We recognise that making changes to technologies are not infallible, nor a panacea, and so do not wish to minimise the challenges faced by academia in recasting its approaches to deploying them. However, it is important that arguments against their adoption are not used to deny the long-term viability of alternative ways of working and learning. We contend that statements that devalue technology, for example, those promoting perceptions that virtual teaching will only decrease student engagement and participation, are to be challenged. Advocates of such perspectives fail to understand the ableist exclusion embedded in traditional academic practices of many face-to-face learning contexts.
Maintaining and having equal access to new ways of working
The Coronavirus pandemic has demonstrated that academia can work in a radically different way when there is willingness and a pressing need to do so. For instance, we know that working from home and the opportunities for flexible working, can have significant benefits for both disabled and non-disabled people. What is important in addressing ableism is that these positives that have been made possible are not forgotten in the longer-term. In the post-pandemic university, all students and staff should maintain use of the accessible environments that have been made possible under these extraordinary circumstances. To slip back into the traditional ways of academia will be a retrograde step when there is still much that needs to be achieved in regards to equal access.
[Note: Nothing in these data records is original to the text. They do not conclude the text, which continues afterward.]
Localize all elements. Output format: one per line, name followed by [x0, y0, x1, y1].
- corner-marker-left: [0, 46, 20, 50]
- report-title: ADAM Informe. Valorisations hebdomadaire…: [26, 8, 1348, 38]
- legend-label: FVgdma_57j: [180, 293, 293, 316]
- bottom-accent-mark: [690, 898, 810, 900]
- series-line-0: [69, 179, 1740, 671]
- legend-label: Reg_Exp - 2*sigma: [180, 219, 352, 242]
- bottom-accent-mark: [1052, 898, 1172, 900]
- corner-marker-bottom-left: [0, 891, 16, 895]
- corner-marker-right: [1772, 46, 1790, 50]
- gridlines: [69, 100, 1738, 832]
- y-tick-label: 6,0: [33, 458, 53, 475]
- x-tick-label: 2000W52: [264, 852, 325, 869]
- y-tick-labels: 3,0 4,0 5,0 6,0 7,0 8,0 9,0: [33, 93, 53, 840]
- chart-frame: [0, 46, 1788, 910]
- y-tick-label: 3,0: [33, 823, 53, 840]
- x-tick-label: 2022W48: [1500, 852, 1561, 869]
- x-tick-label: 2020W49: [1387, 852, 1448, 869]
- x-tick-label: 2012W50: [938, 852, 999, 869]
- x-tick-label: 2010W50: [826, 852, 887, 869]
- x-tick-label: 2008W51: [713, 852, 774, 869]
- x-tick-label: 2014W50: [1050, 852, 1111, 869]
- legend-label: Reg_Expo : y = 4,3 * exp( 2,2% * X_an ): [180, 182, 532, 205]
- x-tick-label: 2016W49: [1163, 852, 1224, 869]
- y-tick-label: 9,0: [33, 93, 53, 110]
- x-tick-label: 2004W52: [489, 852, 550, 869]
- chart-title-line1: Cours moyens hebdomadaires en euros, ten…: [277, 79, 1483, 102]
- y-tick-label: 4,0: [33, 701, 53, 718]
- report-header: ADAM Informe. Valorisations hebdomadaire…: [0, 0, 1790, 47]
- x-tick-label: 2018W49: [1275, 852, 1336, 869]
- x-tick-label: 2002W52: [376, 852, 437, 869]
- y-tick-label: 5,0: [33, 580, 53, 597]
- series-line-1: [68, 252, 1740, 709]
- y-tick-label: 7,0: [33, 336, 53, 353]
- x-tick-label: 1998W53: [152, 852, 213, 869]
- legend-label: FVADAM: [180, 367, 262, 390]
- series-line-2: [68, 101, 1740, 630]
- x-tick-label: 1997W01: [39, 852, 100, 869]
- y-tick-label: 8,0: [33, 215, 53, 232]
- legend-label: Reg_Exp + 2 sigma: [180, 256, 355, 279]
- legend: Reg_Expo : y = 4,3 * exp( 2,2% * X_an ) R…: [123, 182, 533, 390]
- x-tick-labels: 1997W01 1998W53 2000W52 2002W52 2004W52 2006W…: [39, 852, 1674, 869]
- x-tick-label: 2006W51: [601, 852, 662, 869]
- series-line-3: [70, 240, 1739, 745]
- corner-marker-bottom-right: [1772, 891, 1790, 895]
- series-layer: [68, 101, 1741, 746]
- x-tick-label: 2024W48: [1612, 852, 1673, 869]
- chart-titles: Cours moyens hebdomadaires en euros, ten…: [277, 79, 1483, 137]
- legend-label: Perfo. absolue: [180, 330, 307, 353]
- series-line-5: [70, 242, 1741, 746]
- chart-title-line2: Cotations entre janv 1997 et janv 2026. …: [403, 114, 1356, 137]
Essential to universities maintaining and even building on the positive changes that have emerged through COVID, is a continued dialogue and planning for the future alongside disabled staff members and students who are navigating the complexities of the environment on a daily basis
While it is right that inclusion of disabled students remains at the fore, we also need to consider and actively manage the inclusion of disabled staff, given the additional pressures that may be placed on them, such as those relating to the pursuit of the of the ‘quality student experience’. As universities manage the transition to a post-COVID world, important decision-making processes must not be guided by ableist assumptions about who can and cannot ‘be disabled’ within academia. Essential to universities maintaining and even building on the positive changes that have emerged through COVID, is a continued dialogue and planning for the future alongside disabled staff members and students who are navigating the complexities of the environment on a daily basis.
To reiterate a comment we raised on our previous blogpost, the unprecedented circumstances caused by the Coronavirus pandemic allows us all to consider how academia can function in a more inclusive way. But change does not stop at the three points we have described above. Ableism is broad and deeply entrenched within academic practices and systems. We all have a responsibility to consider and challenge academic ableism in our own work.